Abstract
Classical rhetoricians dating back to Aristotle sought to define the principles of natural order that determine priority in sequences, especially in linguistic representations. Among the principles with the widest predictive power for the ancients and their modern heirs are those stating that A can be prior to B “with respect to temporal order”, that A can be prior to B with respect to what is “known or less informative” than what comes later, and that A can be prior to B with respect to what is “better” or “more worthy”. But when and how do these ordering principles influence the form of linguistic sequences, and how are conflicts between the principles resolved?
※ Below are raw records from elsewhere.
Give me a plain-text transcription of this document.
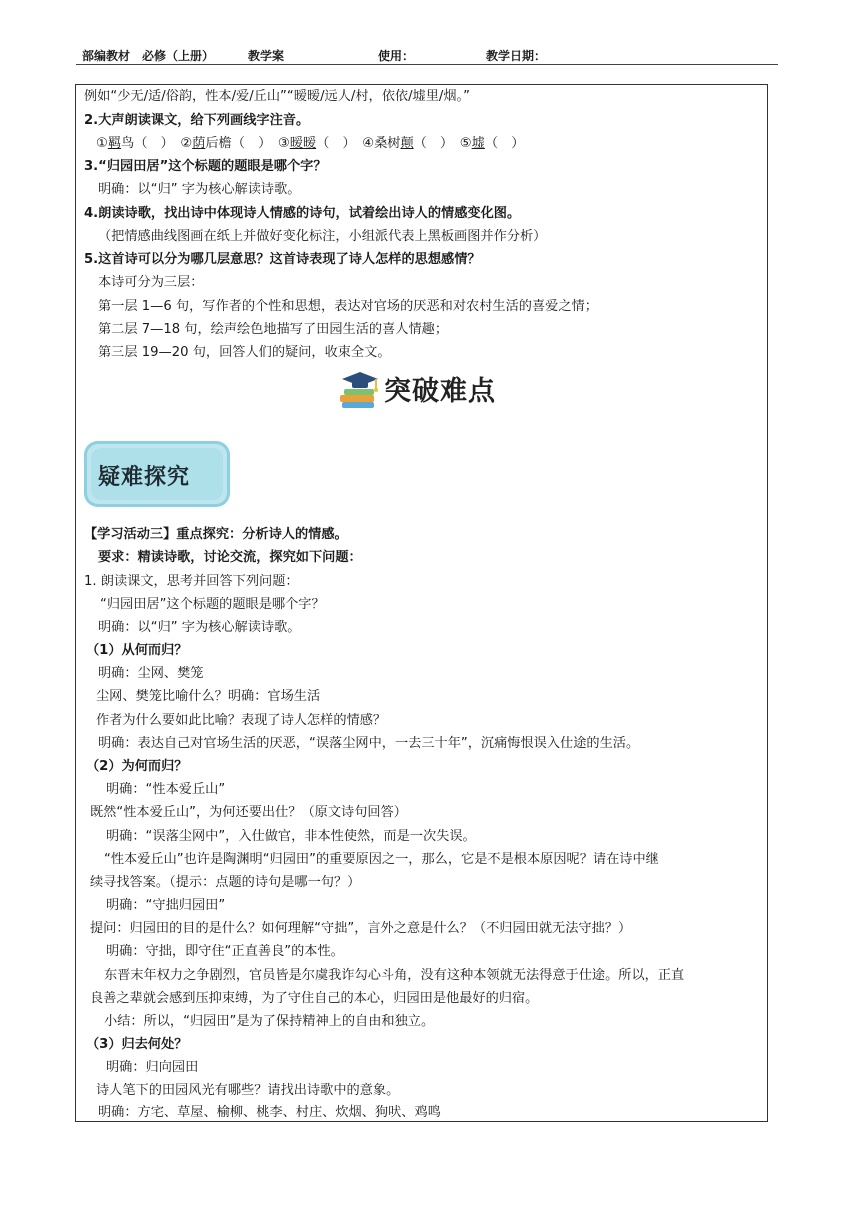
部编教材 必修（上册）	教学案	使用：	教学日期：
例如“少无/适/俗韵，性本/爱/丘山”“暧暧/远人/村，依依/墟里/烟。”
2.大声朗读课文，给下列画线字注音。
①羁鸟（　）　②荫后檐（　）　③暧暧（　）　④桑树颠（　）　⑤墟（　）
3.“归园田居”这个标题的题眼是哪个字？
明确：以“归” 字为核心解读诗歌。
4.朗读诗歌，找出诗中体现诗人情感的诗句，试着绘出诗人的情感变化图。
（把情感曲线图画在纸上并做好变化标注，小组派代表上黑板画图并作分析）
5.这首诗可以分为哪几层意思？这首诗表现了诗人怎样的思想感情？
本诗可分为三层：
第一层 1—6 句，写作者的个性和思想，表达对官场的厌恶和对农村生活的喜爱之情；
第二层 7—18 句，绘声绘色地描写了田园生活的喜人情趣；
第三层 19—20 句，回答人们的疑问，收束全文。
突破难点
疑难探究
【学习活动三】重点探究：分析诗人的情感。
要求：精读诗歌，讨论交流，探究如下问题：
1. 朗读课文，思考并回答下列问题：
“归园田居”这个标题的题眼是哪个字？
明确：以“归” 字为核心解读诗歌。
（1）从何而归？
明确：尘网、樊笼
尘网、樊笼比喻什么？明确：官场生活
作者为什么要如此比喻？表现了诗人怎样的情感？
明确：表达自己对官场生活的厌恶，“误落尘网中，一去三十年”，沉痛悔恨误入仕途的生活。
（2）为何而归？
明确：“性本爱丘山”
既然“性本爱丘山”，为何还要出仕？（原文诗句回答）
明确：“误落尘网中”，入仕做官，非本性使然，而是一次失误。
“性本爱丘山”也许是陶渊明“归园田”的重要原因之一，那么，它是不是根本原因呢？请在诗中继
续寻找答案。（提示：点题的诗句是哪一句？）
明确：“守拙归园田”
提问：归园田的目的是什么？如何理解“守拙”，言外之意是什么？（不归园田就无法守拙？）
明确：守拙，即守住“正直善良”的本性。
东晋末年权力之争剧烈，官员皆是尔虞我诈勾心斗角，没有这种本领就无法得意于仕途。所以，正直
良善之辈就会感到压抑束缚，为了守住自己的本心，归园田是他最好的归宿。
小结：所以，“归园田”是为了保持精神上的自由和独立。
（3）归去何处？
明确：归向园田
诗人笔下的田园风光有哪些？请找出诗歌中的意象。
明确：方宅、草屋、榆柳、桃李、村庄、炊烟、狗吠、鸡鸣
What determines the priority between the principles of priority? What makes “natural order” natural? Drawing on over two millennia of scholarship, we explore the pragmatic motivation for the primary ordering principles, and in particular for those affecting the order of logically symmetric but rhetorically asymmetric conjunctions.
About the author
Laurence Horn is Professor Emeritus of Linguistics and Philosophy at Yale University. He is the author of A Natural History of Negation (Chicago, 1989; CSLI, 2001) and over 100 papers and handbook entries on negation, polarity, implicature, presupposition, pragmatic theory, word meaning, grammatical variation, and lying. His PhD dissertation (UCLA, 1972) introduced scalar implicature. His six (co-)edited volumes include The Handbook of Pragmatics (Blackwell, 2004; co-edited with Gregory Ward) and Pragmatics, Truth and Underspecification (Brill, 2018; co-edited with Ken Turner). He is an elected fellow of the Linguistic Society of America and edited the Outstanding Dissertations in Linguistics series (Garland/Routledge).
Acknowledgements
“First Things First” was presented at Pragmasophia 2 (Lisbon, 2018). Earlier versions were given at CIL 19 (Geneva, 2013), at the CUNY Pragmatics Workshop: Relevance, Game Theory, and Communication (2014), at AMPRA [American Pragmatics Association] 2 (UCLA, 2014), and the University of Cologne (2016). I thank (better late than never!) the audiences at those presentations (and in particular Istvan Kecskes, Klaus von Heusinger, and Petra Schumacher) as well as Barbara Abbott, Mira Ariel, Betty Birner, Bob Frank, Michael Israel, Paul Kay, Gregory Ward, and Ben Zimmer for judgments, discussion, and encouragement. Empirical work on reverse substitute was supported in part by NSF grant BCS-1423872: The Microsyntax of Pronouns in North American English; thanks to Jim Wood and Raffaella Zanuttini, and other collaborators on the grant. I am indebted to the American Dialect Society e-mail list, the Yale Grammatical Diversity group, and the participants in the University of Geneva winter school (Dec. 2015) in Macolin, Switzerland for data and feedback and to Arnold Zwicky and David Denison for helpful guidance. Thanks to Huber (1974), a work I have not been able to consult, for providing the Section § 4 header. Last but not least (#not least but last), everyone but me is absolved of any errors.